AlphaFold: Synthetic Biology and AI-Powered Protein Folding
Learning to use the Nobel prize-winning software that helped to revolutionise the way
scientists model proteins.
Why Alphafold?
The 2024 chemistry Nobel was awarded to John Jumper and Demis Hassabis at Google DeepMind
for the development of a game-changing AI tool. This AI tool, called AlphaFold, was able to predict protein structures.
Not only has AlphaFold helped reveal millions of intricate 3D protein structures, it has also helped scientists
understand how life's molecules interact, and is also completely free to start off with. I had a great time using
the software to model proteins, such as their template Protein-RNA-Ion: PDB 8AW3, but also haemoglobin and antibodies
(the genetic code for which I found on online datasets like Genbank). It’s fascinating to finally be able to see not
just the 2D representation of a structure, but the actual 3D make-up of proteins!


We can see that the confidence level of this is quite high, and from
what we know about haemoglobin and its shape, this algorithm has generated a pretty solid and accurate 3D visualisation
of the protein itself. According to an article, how it works is that Alphafold takes the amino acid sequence at the simplest
level and predicts the positions and bond angles of molecules in 3D space. What surprised me was that Alphafold
actually uses unsupervised learning in a way similar to GPT-3. GPT-3 learns the general features of a language
by using unlabelled text data in a similar way to how Alphafold learns embedding from the sequence of proteins
with similar functions.
Forbes has credited Alphafold as "The Most Important Achievement in AI"

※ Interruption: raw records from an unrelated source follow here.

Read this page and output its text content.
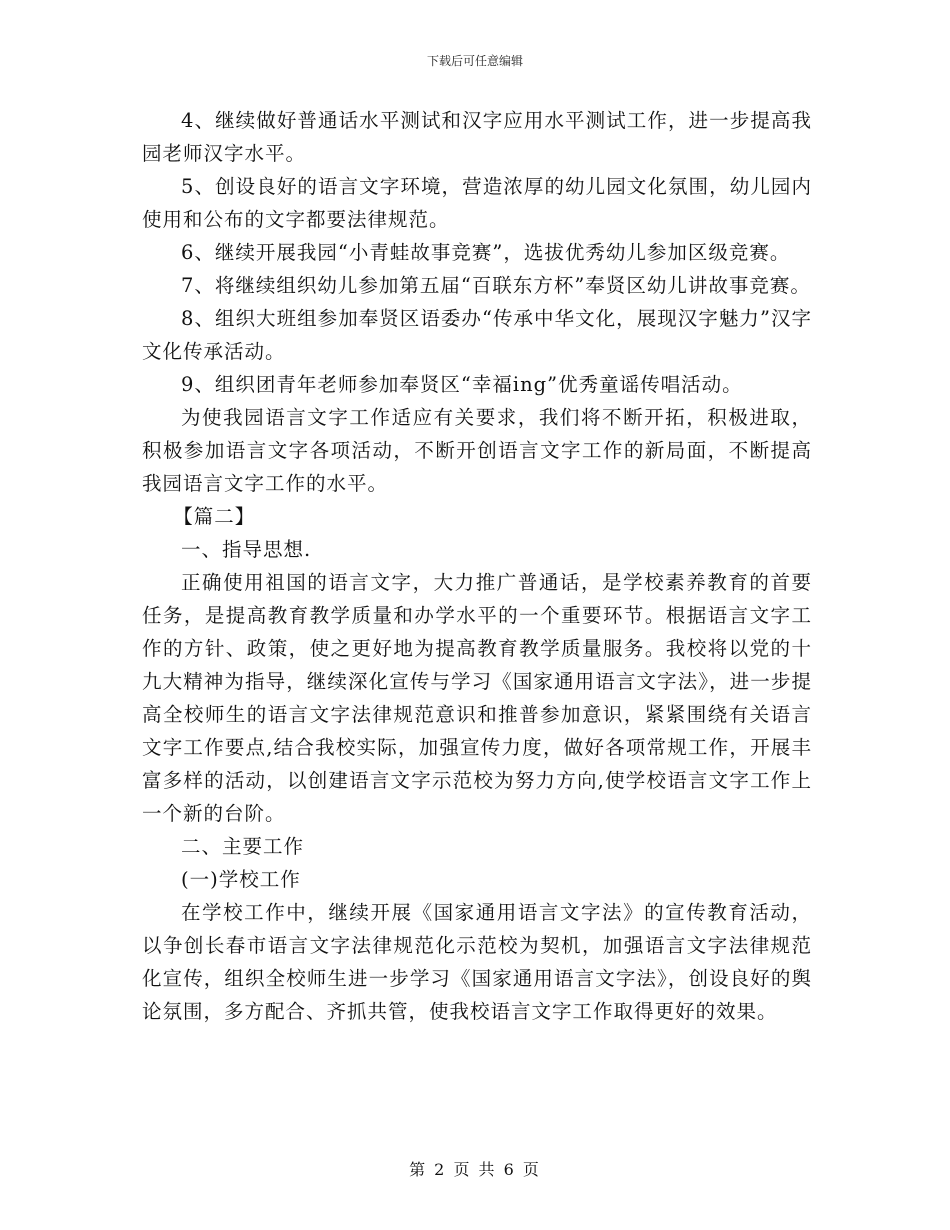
下载后可任意编辑

4、继续做好普通话水平测试和汉字应用水平测试工作，进一步提高我园老师汉字水平。

5、创设良好的语言文字环境，营造浓厚的幼儿园文化氛围，幼儿园内使用和公布的文字都要法律规范。

6、继续开展我园“小青蛙故事竞赛”，选拔优秀幼儿参加区级竞赛。

7、将继续组织幼儿参加第五届“百联东方杯”奉贤区幼儿讲故事竞赛。

8、组织大班组参加奉贤区语委办“传承中华文化，展现汉字魅力”汉字文化传承活动。

9、组织团青年老师参加奉贤区“幸福ing”优秀童谣传唱活动。

为使我园语言文字工作适应有关要求，我们将不断开拓，积极进取，积极参加语言文字各项活动，不断开创语言文字工作的新局面，不断提高我园语言文字工作的水平。

【篇二】

一、指导思想.

正确使用祖国的语言文字，大力推广普通话，是学校素养教育的首要任务，是提高教育教学质量和办学水平的一个重要环节。根据语言文字工作的方针、政策，使之更好地为提高教育教学质量服务。我校将以党的十九大精神为指导，继续深化宣传与学习《国家通用语言文字法》，进一步提高全校师生的语言文字法律规范意识和推普参加意识，紧紧围绕有关语言文字工作要点,结合我校实际，加强宣传力度，做好各项常规工作，开展丰富多样的活动，以创建语言文字示范校为努力方向,使学校语言文字工作上一个新的台阶。

二、主要工作

(一)学校工作

在学校工作中，继续开展《国家通用语言文字法》的宣传教育活动，以争创长春市语言文字法律规范化示范校为契机，加强语言文字法律规范化宣传，组织全校师生进一步学习《国家通用语言文字法》，创设良好的舆论氛围，多方配合、齐抓共管，使我校语言文字工作取得更好的效果。

第 2 页 共 6 页
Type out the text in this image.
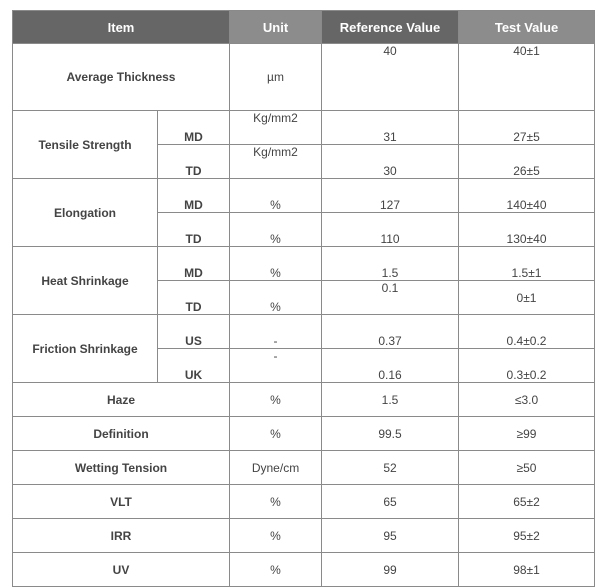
Item		Unit	Reference Value	Test Value
Average Thickness		µm	40	40±1
Tensile Strength	MD	Kg/mm2	31	27±5
	TD	Kg/mm2	30	26±5
Elongation	MD	%	127	140±40
	TD	%	110	130±40
Heat Shrinkage	MD	%	1.5	1.5±1
	TD	%	0.1	0±1
Friction Shrinkage	US	-	0.37	0.4±0.2
	UK	-	0.16	0.3±0.2
Haze		%	1.5	≤3.0
Definition		%	99.5	≥99
Wetting Tension		Dyne/cm	52	≥50
VLT		%	65	65±2
IRR		%	95	95±2
UV		%	99	98±1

and for good reason. The protein folding problem has stood as a grand challenge in the field of biology for half
a century. To determine a protein’s three-dimensional shape based solely on the one-dimensional string of molecules
that comprise it has been “one of the most important yet unsolved issues of modern science". Sure, it can theoretically
be done by hand, but the number of different configurations that a protein might fold into is astronomical.
According to Levinthal’s paradox, any given protein can theoretically adopt about 10^300 different configurations. Each
configuration could generate a different shape that would serve a different function within the body.
To give an idea of just how influential AlphaFold has been, we knew the 3D
structures for only about 17% of the roughly 20,000 proteins in the human body before the invention of AlphaFold.
Those protein structures that we did know had been painstakingly worked out by hand in a laboratory over several decades through
tedious experiments involving the likes Of X-ray crystallography and nuclear magnetic resonance, all of which require
multi-million-dollar equipment, and months or even years of brute-forced trial and error. With AlphaFold, we now have 3D
structures for virtually all (98.5%) of the human proteome. According to a Forbes article, of these, 36% are predicted
with very high accuracy and another 22% are predicted with high accuracy. With the knowledge of the shape of each protein,
scientists are now able to
see how different molecules interact with each other, which is gamechanging for fields like medicine and bioengineering!